The presenter is too busy to notice the drop in the battery levels (on their lavalier microphone) and so it’s the job of the sound engineer to replace those batteries. Incidentally, it’s also important to move away the used batteries into a separate box. Nothing’s worse than replacing “old” batteries with “old” batteries. Of course, this drop in sound level is immediately visible on the levels (in your recording software) and that’s a cue for the sound engineer to replace batteries, but that often slows down proceedings. A good sound engineer will make sure batteries are replaced at reasonable (and often fixed) intervals.
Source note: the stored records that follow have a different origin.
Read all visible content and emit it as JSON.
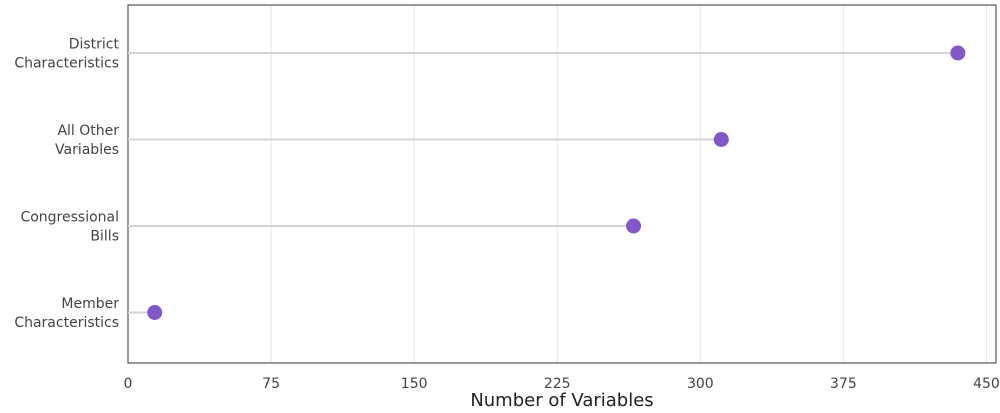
{
  "chart_data": {
    "type": "lollipop",
    "categories": [
      "District\nCharacteristics",
      "All Other\nVariables",
      "Congressional\nBills",
      "Member\nCharacteristics"
    ],
    "values": [
      435,
      311,
      265,
      14
    ],
    "color": "#8257c7",
    "stem_color": "#d4d4d4",
    "x_label": "Number of Variables",
    "xlim": [
      0,
      455
    ],
    "xticks": [
      0,
      75,
      150,
      225,
      300,
      375,
      450
    ],
    "grid": true
  }
}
This level of set up time tells you that the person is familiar with the equipment and will be relaxed through the recording. Monitoring the recording all day is a reasonably tiring job (you’re looking at the screen all day) and monitoring levels all the time, so they can’t waste their energy on “learning on the job”. This of course takes us to minor emergencies
3) What’s a minor emergency?
Hard to tell. But it’s usually restricted to a microphone failing for some reason. Or a problem with the computer or software. The sound engineer should be ready for such an emergency. Also sound files can tend to be rather large. It’s best practice for the engineer to keep saving the files and transferring them onto a back up disk. Some sound engineers will record the same event on two separate hard drives/hardware, but that’s not always needed. The most important factor is for the sound engineer to be aware of what’s happening and to be able to quickly fix the problem. In an emergency, the presenter can call for a break while the problem is fixed. But the sound engineer must know enough to use that “break time” effectively, so that the show can go on.
So do you need someone from NASA to do this job?
No you don’t. What you need is a person who’s familiar with the software/hardware. A person who’s diligent and watchful. And a person who’s well organised to change batteries and do backups. It’s not an easy job, but it’s not a tough job either. And believe me you can get dumb folks. We’ve had situations where the video engineer (in this case) shot video from weird angles and even had people’s heads in the video. That’s clearly appalling but it comes from lack of confidence with handling the equipment and being in charge of several sound situations.
This brings us to the cost
A sound engineer isn’t cheap, but it’s possible to not have to go to a “professional” and instead find a reasonably diligent person instead who can do the job. You can even have a teenager, or ask around in sound training schools (there’s usually one around) for someone who wants to earn extra cash. If you’re hiring a professional, expect to pay no less than $500-$1000 a day (and that’s usually cheap).
In our case, we had a professional for our first event. He brought in all the equipment (excluding the mics which we purchased separately). And he recorded the event and edited it. And that cost us about $5000 back in the year 2004. Renuka then took over from the next event onwards, and she’s handled sound ever since. It’s easy to say: “I don’t have Renuka to help”. You have to find your own person who can handle things, and quit grumbling about things you don’t have. We had to work out how to do things so we could move ahead, and so we did. If Renuka didn’t handle the job, we’d have found someone else. It’s that simple. Work it out and get moving.
And so you have it: Sound engineers for you.
Do your due diligence. And you’ll find someone who can do the job effectively and get you a great recording. It’s not rocket science, but yes it does require someone with an organised brain.